Tomorrow is World Fair Trade Day, and this year's theme is “Fair Trade + Ecology”. It was first celebrated in 2005, and has taken place each year since, on the second Saturday in May.
Here's the wiki definition of fair trade:
“Fair trade is an organized social movement and market-based approach to alleviating global poverty and promoting sustainability. The movement advocates the payment of a fair price as well as consciousness of social and environmental standards in areas related to the production of a wide variety of goods. It focuses in particular on exports from developing countries to developed countries, most notably handicrafts, coffee, cocoa, sugar, tea, bananas, honey, cotton, wine, fresh fruit, and flowers.”
You can read more about it on IFAT's website, the organization that is an umbrella network for hundreds of fair trade organizations from all around the world.
So, what's so green about fair trade? There are several reasons that fair trade products can be greener than others, but here is the main one: Many fair trade products or materials are manufactured by local communities in developing countries, where resources and infrastructure are scarce, and continuous subsistence and livelihood are dependent on the sustained existence of these resources. Since the community in a fair trade setting is much more empowered than in an exploitative setting, it can often take positive action to make sure that its production practices do not irrevocably harm its surroundings.
For example, we can take fair trade rubber tapping in the Brazilian Amazon, conducted by local community co-ops that also stand against deforestation. Veja, is a French company that sources the rubber used to make it's line of fair-trade sneakers from such co-operatives. If the rain forest is destroyed, as is often the case with renegade logging operations, these tappers lose their livelihood and way of life. Fair Trade enables them to compete with rubber coming from big rubber tree plantations, and helps them keep the forests alive and flourishing.

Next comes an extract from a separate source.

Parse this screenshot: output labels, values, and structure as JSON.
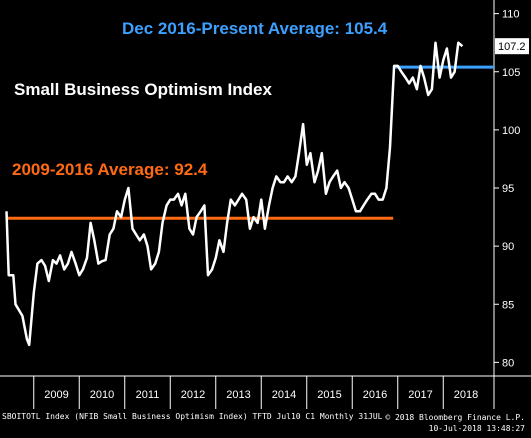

But the thing I like best about the way Fair Trade and Environmentalism interact is that these are simply complimentary. They help one another but do not necessitate one another. Paying a fair living wage, and refraining from cutting down the rain forest are simply good things to do on their own, without any external or material incentives.
Yep, I'll celebrate that!
Eylon @ Eco-Libris
1 comment:
Keep up the good work! It is VITAL that people understand that fair trade is the right thing to do for people and the environment.